On Oct. 31, Undersecretary of State Nicholas Burns met with French officials to press America's European allies to impose new sanctions on Iran over its nuclear program. A week earlier, the United States placed sanctions against Iran's Revolutionary Guards as a terrorist organization, one that controls as much as a third of the Iranian economy. The main purpose of sanctions is not just to apply diplomatic pressure on a rogue regime, but to dry up the flow of resources the regime can use to support its dangerous activities. There is, however, another beneficial effect of sanctions; they prevent the formation of business ties between hostile foreign governments and domestic business interests who then feel compelled to lobby for the interests of the overseas power to protect their investments.
Major corporations may still be headquartered in the United States, but they have become transnational in outlook. They care nothing for international geopolitics and only hope concerns over national security do not get in their way. The National Foreign Trade Council, the Business Roundtable, the National Association of Manufacturers, and the Chamber of Commerce had lobbied all summer against imposing sanctions on Iran. These groups are not bothered by Iran's nuclear ambitions, its support for terrorism, or its role in attacking Americans in Iraq and Afghanistan. They think only of the money they can make in Tehran.
Fortunately, this lobbying for private profit over national security is not working. Even before the Bush administration took action against the Revolutionary Guards, Congress was moving legislation forward towards the same end. When Iranian President Mahmoud Ahmadinejad made his combative speech at the United Nations Sept. 25, the U.S. House marked the occasion by passing a ban on all imports from Iran and an expansion of curbs on exports. The bill also blocks U.S. civil nuclear cooperation with countries that assist Iran's nuclear program. Rep. Tom Lantos, Democratic chairman of the House Foreign Affairs Committee, said the bill was needed because Iran's denials of a nuclear weapons program could not be believed. The bipartisan vote was 397-16.
On Oct. 24, President George W. Bush, in a powerful speech outlining what needs to be done to prepare Cuba for post-Castro liberation,reiterated that the trade embargo on the Communist regime must stand as long as the Castro brothers maintain their monopoly over the political and economic life of the island. "Trade with Cuba under the current regime would merely enrich the elites in power and strengthen their grip." said the president. But again, transnational business interests are working against government policy. The Chamber of Commerce has an ongoing campaign to lift sanctions on Havana, arguing that sanctions "isolate the United States from its allies while denying U.S. companies access to markets in which third-country firms can do business easily." This is the old "if Johnny jumps off the roof, we should too" argument, except applied to jumping into bed with a bloody dictatorship.

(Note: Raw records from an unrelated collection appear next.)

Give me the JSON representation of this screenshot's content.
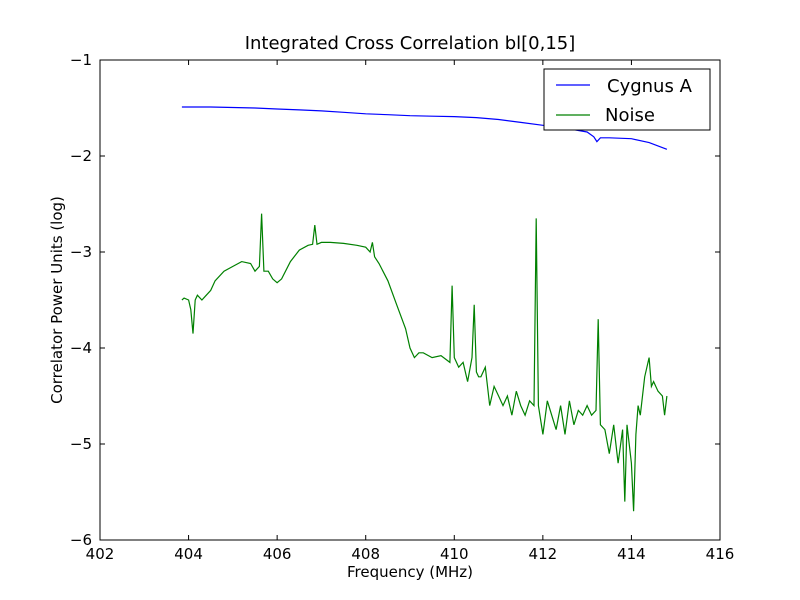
{
  "chart_data": {
    "type": "line",
    "title": "Integrated Cross Correlation bl[0,15]",
    "xlabel": "Frequency (MHz)",
    "ylabel": "Correlator Power Units (log)",
    "xlim": [
      402,
      416
    ],
    "ylim": [
      -6,
      -1
    ],
    "xticks": [
      402,
      404,
      406,
      408,
      410,
      412,
      414,
      416
    ],
    "yticks": [
      -6,
      -5,
      -4,
      -3,
      -2,
      -1
    ],
    "xtick_labels": [
      "402",
      "404",
      "406",
      "408",
      "410",
      "412",
      "414",
      "416"
    ],
    "ytick_labels": [
      "−6",
      "−5",
      "−4",
      "−3",
      "−2",
      "−1"
    ],
    "grid": false,
    "legend_position": "upper right",
    "series": [
      {
        "name": "Cygnus A",
        "color": "#0000ff",
        "x": [
          403.85,
          404.5,
          405.0,
          405.5,
          406.0,
          406.5,
          407.0,
          407.5,
          408.0,
          408.5,
          409.0,
          409.5,
          410.0,
          410.5,
          411.0,
          411.5,
          412.0,
          412.5,
          413.0,
          413.15,
          413.22,
          413.3,
          413.5,
          414.0,
          414.4,
          414.8
        ],
        "y": [
          -1.49,
          -1.49,
          -1.495,
          -1.5,
          -1.51,
          -1.52,
          -1.53,
          -1.545,
          -1.56,
          -1.57,
          -1.58,
          -1.585,
          -1.59,
          -1.6,
          -1.62,
          -1.65,
          -1.68,
          -1.71,
          -1.75,
          -1.8,
          -1.85,
          -1.81,
          -1.81,
          -1.82,
          -1.86,
          -1.93
        ]
      },
      {
        "name": "Noise",
        "color": "#008000",
        "x": [
          403.85,
          403.9,
          404.0,
          404.05,
          404.1,
          404.15,
          404.2,
          404.3,
          404.4,
          404.5,
          404.6,
          404.8,
          405.0,
          405.2,
          405.4,
          405.5,
          405.6,
          405.65,
          405.7,
          405.8,
          405.9,
          406.0,
          406.1,
          406.3,
          406.5,
          406.7,
          406.8,
          406.85,
          406.9,
          407.0,
          407.2,
          407.5,
          407.8,
          408.0,
          408.1,
          408.15,
          408.2,
          408.3,
          408.5,
          408.7,
          408.9,
          409.0,
          409.1,
          409.2,
          409.3,
          409.5,
          409.7,
          409.9,
          409.95,
          410.0,
          410.05,
          410.1,
          410.2,
          410.3,
          410.4,
          410.45,
          410.5,
          410.55,
          410.6,
          410.7,
          410.8,
          410.9,
          411.0,
          411.1,
          411.2,
          411.3,
          411.4,
          411.5,
          411.6,
          411.7,
          411.8,
          411.85,
          411.9,
          412.0,
          412.1,
          412.2,
          412.3,
          412.4,
          412.5,
          412.6,
          412.7,
          412.8,
          412.9,
          413.0,
          413.1,
          413.2,
          413.25,
          413.3,
          413.4,
          413.5,
          413.6,
          413.7,
          413.8,
          413.85,
          413.9,
          414.0,
          414.05,
          414.1,
          414.15,
          414.2,
          414.3,
          414.4,
          414.45,
          414.5,
          414.6,
          414.7,
          414.75,
          414.8
        ],
        "y": [
          -3.5,
          -3.48,
          -3.5,
          -3.6,
          -3.85,
          -3.5,
          -3.45,
          -3.5,
          -3.45,
          -3.4,
          -3.3,
          -3.2,
          -3.15,
          -3.1,
          -3.12,
          -3.2,
          -3.15,
          -2.6,
          -3.2,
          -3.2,
          -3.28,
          -3.32,
          -3.28,
          -3.1,
          -2.98,
          -2.93,
          -2.92,
          -2.72,
          -2.92,
          -2.9,
          -2.9,
          -2.91,
          -2.93,
          -2.95,
          -3.0,
          -2.9,
          -3.05,
          -3.12,
          -3.3,
          -3.55,
          -3.8,
          -4.0,
          -4.1,
          -4.05,
          -4.05,
          -4.1,
          -4.08,
          -4.15,
          -3.35,
          -4.1,
          -4.15,
          -4.2,
          -4.15,
          -4.35,
          -4.1,
          -3.55,
          -4.25,
          -4.3,
          -4.3,
          -4.2,
          -4.6,
          -4.4,
          -4.5,
          -4.6,
          -4.5,
          -4.7,
          -4.45,
          -4.6,
          -4.7,
          -4.55,
          -4.6,
          -2.65,
          -4.6,
          -4.9,
          -4.55,
          -4.7,
          -4.85,
          -4.6,
          -4.9,
          -4.55,
          -4.8,
          -4.65,
          -4.7,
          -4.6,
          -4.7,
          -4.65,
          -3.7,
          -4.8,
          -4.85,
          -5.1,
          -4.8,
          -5.2,
          -4.85,
          -5.6,
          -4.8,
          -5.2,
          -5.7,
          -4.9,
          -4.6,
          -4.7,
          -4.3,
          -4.1,
          -4.4,
          -4.35,
          -4.45,
          -4.5,
          -4.7,
          -4.5
        ]
      }
    ]
  }
}
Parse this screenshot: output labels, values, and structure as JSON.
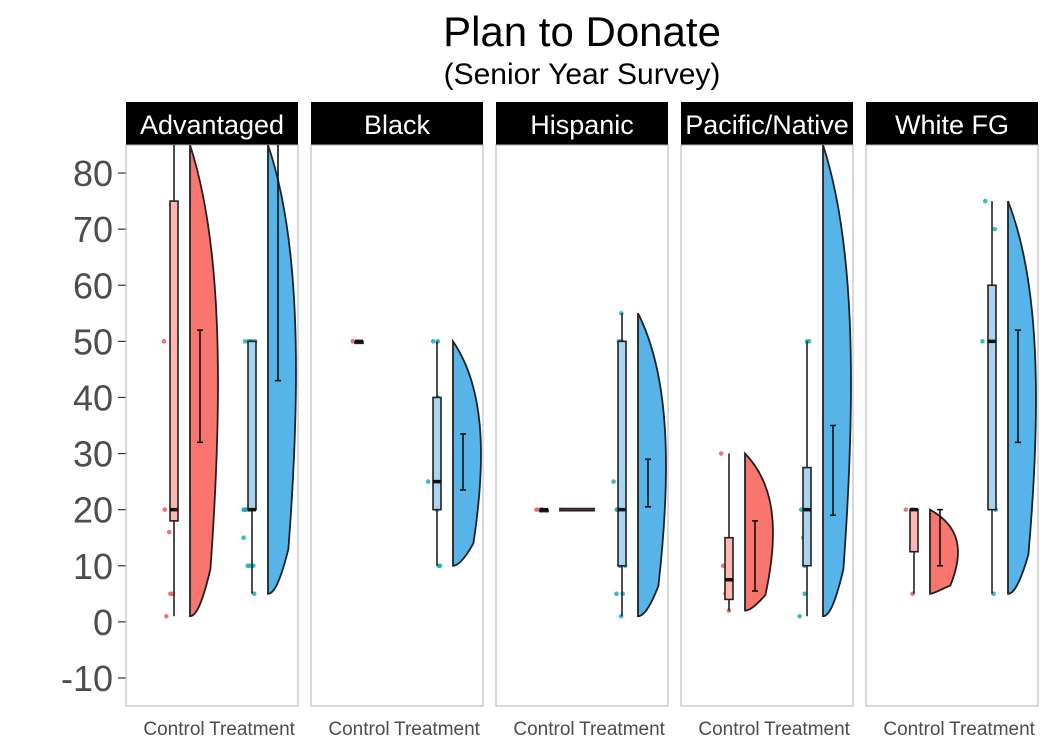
{
  "title": "Plan to Donate",
  "subtitle": "(Senior Year Survey)",
  "colors": {
    "control_fill": "#F8766D",
    "control_box": "#FFB6B0",
    "treatment_fill": "#56B4E9",
    "treatment_box": "#A8D4F2",
    "control_points": "#E06060",
    "treatment_points": "#1AAFB8",
    "strip_bg": "#000000",
    "strip_text": "#ffffff",
    "panel_border": "#b3b3b3",
    "tick_text": "#4d4d4d"
  },
  "chart_data": {
    "type": "raincloud",
    "title": "Plan to Donate",
    "subtitle": "(Senior Year Survey)",
    "xlabel": "",
    "ylabel": "",
    "ylim": [
      -15,
      85
    ],
    "yticks": [
      -10,
      0,
      10,
      20,
      30,
      40,
      50,
      60,
      70,
      80
    ],
    "categories": [
      "Control",
      "Treatment"
    ],
    "grid": false,
    "legend": "none",
    "panels": [
      {
        "name": "Advantaged",
        "groups": {
          "Control": {
            "points": [
              50,
              50,
              20,
              20,
              16,
              5,
              5,
              1
            ],
            "box": {
              "q1": 18,
              "median": 20,
              "q3": 75,
              "lo": 1,
              "hi": 90
            },
            "violin": {
              "min": 1,
              "max": 90
            },
            "mean_ci": {
              "mean": 42,
              "lo": 32,
              "hi": 52
            }
          },
          "Treatment": {
            "points": [
              50,
              50,
              50,
              50,
              50,
              25,
              20,
              20,
              20,
              20,
              20,
              15,
              10,
              10,
              10,
              5
            ],
            "box": {
              "q1": 20,
              "median": 20,
              "q3": 50,
              "lo": 5,
              "hi": 50
            },
            "violin": {
              "min": 5,
              "max": 100
            },
            "mean_ci": {
              "mean": 60,
              "lo": 43,
              "hi": 100
            }
          }
        }
      },
      {
        "name": "Black",
        "groups": {
          "Control": {
            "points": [
              50
            ],
            "box": {
              "q1": 50,
              "median": 50,
              "q3": 50,
              "lo": 50,
              "hi": 50
            },
            "violin": null,
            "mean_ci": null
          },
          "Treatment": {
            "points": [
              50,
              50,
              40,
              30,
              25,
              20,
              10,
              10
            ],
            "box": {
              "q1": 20,
              "median": 25,
              "q3": 40,
              "lo": 10,
              "hi": 50
            },
            "violin": {
              "min": 10,
              "max": 50
            },
            "mean_ci": {
              "mean": 28,
              "lo": 23.5,
              "hi": 33.5
            }
          }
        }
      },
      {
        "name": "Hispanic",
        "groups": {
          "Control": {
            "points": [
              20,
              20,
              20,
              20
            ],
            "box": {
              "q1": 20,
              "median": 20,
              "q3": 20,
              "lo": 20,
              "hi": 20
            },
            "violin": {
              "min": 20,
              "max": 20
            },
            "mean_ci": null
          },
          "Treatment": {
            "points": [
              55,
              50,
              50,
              25,
              20,
              20,
              20,
              10,
              10,
              10,
              5,
              5,
              1
            ],
            "box": {
              "q1": 10,
              "median": 20,
              "q3": 50,
              "lo": 1,
              "hi": 55
            },
            "violin": {
              "min": 1,
              "max": 55
            },
            "mean_ci": {
              "mean": 24.5,
              "lo": 20.5,
              "hi": 29
            }
          }
        }
      },
      {
        "name": "Pacific/Native",
        "groups": {
          "Control": {
            "points": [
              30,
              10,
              8,
              5,
              5,
              2
            ],
            "box": {
              "q1": 4,
              "median": 7.5,
              "q3": 15,
              "lo": 2,
              "hi": 30
            },
            "violin": {
              "min": 2,
              "max": 30
            },
            "mean_ci": {
              "mean": 12,
              "lo": 5.5,
              "hi": 18
            }
          },
          "Treatment": {
            "points": [
              50,
              50,
              20,
              20,
              15,
              10,
              5,
              1
            ],
            "box": {
              "q1": 10,
              "median": 20,
              "q3": 27.5,
              "lo": 1,
              "hi": 50
            },
            "violin": {
              "min": 1,
              "max": 100
            },
            "mean_ci": {
              "mean": 27,
              "lo": 19,
              "hi": 35
            }
          }
        }
      },
      {
        "name": "White FG",
        "groups": {
          "Control": {
            "points": [
              20,
              20,
              20,
              5
            ],
            "box": {
              "q1": 12.5,
              "median": 20,
              "q3": 20,
              "lo": 5,
              "hi": 20
            },
            "violin": {
              "min": 5,
              "max": 20
            },
            "mean_ci": {
              "mean": 15,
              "lo": 10,
              "hi": 20
            }
          },
          "Treatment": {
            "points": [
              75,
              70,
              50,
              50,
              25,
              20,
              5
            ],
            "box": {
              "q1": 20,
              "median": 50,
              "q3": 60,
              "lo": 5,
              "hi": 75
            },
            "violin": {
              "min": 5,
              "max": 75
            },
            "mean_ci": {
              "mean": 42,
              "lo": 32,
              "hi": 52
            }
          }
        }
      }
    ]
  }
}
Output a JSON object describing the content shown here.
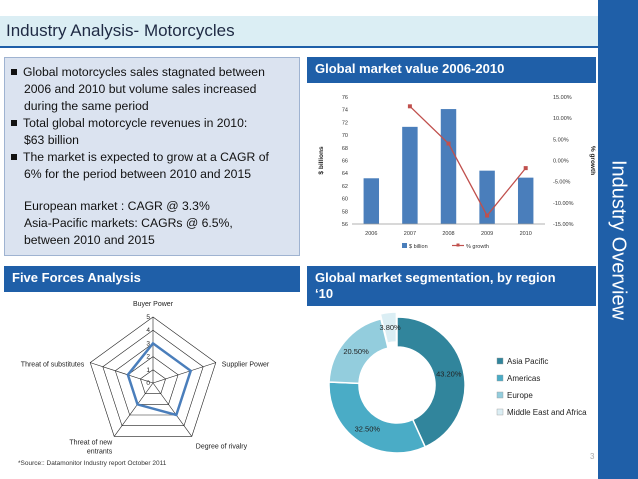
{
  "title": "Industry Analysis- Motorcycles",
  "side_label": "Industry Overview",
  "bullets": {
    "b1_l1": "Global motorcycles sales stagnated between",
    "b1_l2": "2006 and 2010 but volume sales increased",
    "b1_l3": "during the same period",
    "b2_l1": "Total global motorcycle revenues in 2010:",
    "b2_l2": "$63 billion",
    "b3_l1": "The market is expected to grow at a CAGR of",
    "b3_l2": "6% for the period between 2010 and 2015",
    "e_l1": "European market : CAGR @ 3.3%",
    "e_l2": "Asia-Pacific markets: CAGRs @ 6.5%,",
    "e_l3": "between 2010 and 2015"
  },
  "headers": {
    "five_forces": "Five Forces Analysis",
    "market_value": "Global market value 2006-2010",
    "segmentation_l1": "Global market segmentation, by region",
    "segmentation_l2": "‘10"
  },
  "source": "*Source:: Datamonitor Industry report October 2011",
  "page_number": "3",
  "colors": {
    "accent": "#1f5fa8",
    "bar": "#4a7ebb",
    "line": "#c0504d",
    "radar": "#4a7ebb"
  },
  "chart_data": [
    {
      "type": "bar",
      "title": "Global market value 2006-2010",
      "categories": [
        "2006",
        "2007",
        "2008",
        "2009",
        "2010"
      ],
      "ylabel": "$ billions",
      "y2label": "% growth",
      "ylim": [
        56,
        76
      ],
      "y_ticks": [
        "56",
        "58",
        "60",
        "62",
        "64",
        "66",
        "68",
        "70",
        "72",
        "74",
        "76"
      ],
      "y2lim": [
        -15,
        15
      ],
      "y2_ticks": [
        "15.00%",
        "10.00%",
        "5.00%",
        "0.00%",
        "-5.00%",
        "-10.00%",
        "-15.00%"
      ],
      "series": [
        {
          "name": "$ billion",
          "kind": "bar",
          "values": [
            63.2,
            71.3,
            74.1,
            64.4,
            63.3
          ]
        },
        {
          "name": "% growth",
          "kind": "line",
          "x": [
            "2007",
            "2008",
            "2009",
            "2010"
          ],
          "values": [
            12.8,
            4.0,
            -13.0,
            -1.8
          ]
        }
      ],
      "legend": "bottom"
    },
    {
      "type": "radar",
      "title": "Five Forces Analysis",
      "axes": [
        "Buyer Power",
        "Supplier Power",
        "Degree of rivalry",
        "Threat of new entrants",
        "Threat of substitutes"
      ],
      "axis_label_lines": [
        [
          "Buyer Power"
        ],
        [
          "Supplier Power"
        ],
        [
          "Degree of rivalry"
        ],
        [
          "Threat of new",
          "entrants"
        ],
        [
          "Threat of substitutes"
        ]
      ],
      "ticks": [
        "0",
        "1",
        "2",
        "3",
        "4",
        "5"
      ],
      "rmax": 5,
      "values": [
        3,
        3,
        3,
        2,
        2
      ]
    },
    {
      "type": "pie",
      "title": "Global market segmentation, by region ‘10",
      "labels": [
        "Asia Pacific",
        "Americas",
        "Europe",
        "Middle East and Africa"
      ],
      "values": [
        43.2,
        32.5,
        20.5,
        3.8
      ],
      "value_labels": [
        "43.20%",
        "32.50%",
        "20.50%",
        "3.80%"
      ],
      "colors": [
        "#31859c",
        "#4aacc6",
        "#93cddd",
        "#dbeef4"
      ],
      "legend": "right"
    }
  ]
}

In this same vein is the long campaign waged by the National Foreign Trade Council (NFTC) opposing action against Burma. On Oct. 23, the NFTC called on Congress not to respond to the latest wave of violent repression by the military tyrants against pro-democracy elements with more sanctions.
Then there is continued corporate support for an appeasement policy towards China, despite its clear ambitions to become a peer competitor of the United States in every strategic arena. The same lobbyists who have opposed sanctions on Iran have opposed new export controls devised by the Commerce Department on "dual use" technology that Beijing could use for its military expansion. On Oct. 11, a major new initiative was launched by the Justice Department and other federal agencies to fight illegal trafficking in weapons and sensitive technologies, with China and Iran identified as the main concerns.
Meanwhile, the Bush administration has been having a hard time getting American companies to invest and trade with Iraq. The Commerce Department has held a number of conferences and has taken hundreds of business executives to Baghdad. Last year, the Pentagon set up a Task Force to Support Business and Stability Operations in Iraq. In August, The Washington Post interviewed Paul A. Brinkley, the deputy undersecretary of defense in charge of this initiative. He acknowledged that promising opportunities with U.S. companies have slipped away as the war's popularity fell. "I thought we would be further along at this point.... America's economic might has still not been brought to bear in Iraq," said Mr. Brinkley.
The United States needs strong policies to pull rogue corporations back into the national fold to stop the hemorrhaging of industrial capacity, technology and capital to overseas rivals; and to mobilize financial strength behind national objectives. The business community can no longer be trusted to police itself, or to display any allegiance to American security if they can make a buck somewhere else.